進次郎氏への「失礼質問」が暴いた低迷日本の縮図 「弱点を補ってくれる仲間を作る」の重要性
どれだけ「貯蓄から投資へ」とお金が回っても、新たな挑戦をする人がいなければ、イノベーションは起こらない。 ■凸と凹の噛み合い この「失敗を許さない空気」は、個人の生き方や働き方にも深刻な影響を及ぼしている。ビジネスパーソンは、英語は話せないといけないし、エクセルやチャットGPTも使いこなせないといけない。プレゼンやコミュニケーション能力の向上が求められる。 しかし、小泉氏が語ったように、足りないところを補い合うことができれば、もっと気楽に仕事ができるだろう。
社会学者の宮台真司氏も「凸と凹の噛み合い」の重要性を説いている。 英語ができなくても英語ができる人を頼り、体力がなければ体力のある人を頼る。すべてを1人で完璧にこなそうとするのはコストが高すぎる。だからこそ、お互いの得意な部分を活かし合うことで、集団全体の生産性を高めるのが賢い生存戦略だ。感覚的な話ではなく、数理的に考えてあたりまえの話なのだ。 アップルを創業したスティーブ・ジョブズも、「人に助けを求めることが成功の基盤だ」と語っている。
最近、金融経済教育に力を入れる学校が増えている。私も高校などで講演する機会があるが、その際には「今日は、お金よりも仲間のほうが大事なことを証明します」と語りかけている。 これは道徳の話ではない。お金という道具の意味を理解すれば当たり前の話なのだ。 ■「お金という道具」の役割 お金が存在しなかった時代、人々は村の中で協力し合いながら生活していた。お金が発明されると、村の人に直接頼らずとも、支払いによって必要なものを手に入れられるようになった。

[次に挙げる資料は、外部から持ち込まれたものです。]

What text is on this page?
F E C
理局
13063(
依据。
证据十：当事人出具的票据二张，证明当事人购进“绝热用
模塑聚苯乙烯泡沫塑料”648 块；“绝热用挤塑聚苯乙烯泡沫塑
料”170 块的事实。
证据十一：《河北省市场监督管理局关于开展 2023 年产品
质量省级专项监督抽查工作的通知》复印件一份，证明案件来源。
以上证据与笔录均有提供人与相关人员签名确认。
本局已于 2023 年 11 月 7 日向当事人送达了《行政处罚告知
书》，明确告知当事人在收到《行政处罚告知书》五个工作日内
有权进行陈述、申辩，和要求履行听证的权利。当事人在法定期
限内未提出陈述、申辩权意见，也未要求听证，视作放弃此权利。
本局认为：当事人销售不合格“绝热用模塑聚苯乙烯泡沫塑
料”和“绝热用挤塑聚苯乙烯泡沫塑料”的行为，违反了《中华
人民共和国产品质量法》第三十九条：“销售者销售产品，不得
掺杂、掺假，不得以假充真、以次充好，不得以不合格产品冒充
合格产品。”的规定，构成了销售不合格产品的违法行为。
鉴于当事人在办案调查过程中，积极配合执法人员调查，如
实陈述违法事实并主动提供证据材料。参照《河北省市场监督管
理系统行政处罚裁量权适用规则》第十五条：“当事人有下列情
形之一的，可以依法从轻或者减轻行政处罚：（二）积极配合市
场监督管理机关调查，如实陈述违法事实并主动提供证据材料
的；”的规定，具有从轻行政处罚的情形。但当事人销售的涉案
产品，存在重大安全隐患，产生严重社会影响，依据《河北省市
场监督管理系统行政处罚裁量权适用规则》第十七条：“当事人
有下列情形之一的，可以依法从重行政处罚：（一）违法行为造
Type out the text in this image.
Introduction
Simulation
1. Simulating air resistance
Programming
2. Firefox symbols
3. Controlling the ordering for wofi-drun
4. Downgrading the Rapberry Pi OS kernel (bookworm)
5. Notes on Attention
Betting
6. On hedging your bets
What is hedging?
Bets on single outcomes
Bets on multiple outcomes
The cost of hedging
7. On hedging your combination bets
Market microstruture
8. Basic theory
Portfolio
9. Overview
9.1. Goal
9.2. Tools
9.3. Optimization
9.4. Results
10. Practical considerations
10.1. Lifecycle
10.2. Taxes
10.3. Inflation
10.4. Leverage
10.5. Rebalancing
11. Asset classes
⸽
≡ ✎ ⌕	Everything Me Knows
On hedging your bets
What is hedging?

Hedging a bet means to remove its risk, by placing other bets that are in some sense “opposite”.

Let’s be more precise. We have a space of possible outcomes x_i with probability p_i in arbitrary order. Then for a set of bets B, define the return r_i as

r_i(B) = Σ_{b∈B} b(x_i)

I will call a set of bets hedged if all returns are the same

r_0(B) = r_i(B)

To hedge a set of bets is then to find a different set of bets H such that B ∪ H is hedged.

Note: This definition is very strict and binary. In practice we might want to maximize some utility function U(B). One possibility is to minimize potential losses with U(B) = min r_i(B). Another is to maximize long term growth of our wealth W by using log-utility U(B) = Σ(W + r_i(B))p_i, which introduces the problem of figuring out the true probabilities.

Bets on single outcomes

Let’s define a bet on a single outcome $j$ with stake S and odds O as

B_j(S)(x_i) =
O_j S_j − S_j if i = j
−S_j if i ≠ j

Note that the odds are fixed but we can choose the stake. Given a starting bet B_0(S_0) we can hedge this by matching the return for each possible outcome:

しかし、それはお金が物に変わるということではない。お金を支払うことで、まったく知らない人の協力を得られるようになったのだ。お金とは、協力し合う仲間を増やすためのシステムなのだ。 では、「仲間を増やすためには、お金を増やせばいいじゃないか」と思うかもしれないが、これはまったく反対だ。 「お金を増やしたい」という目標を掲げても、誰もあなたに協力しようなんて思わない。あなたがお金を増やすことは他の人にとってまったくどうでもいいことだからだ。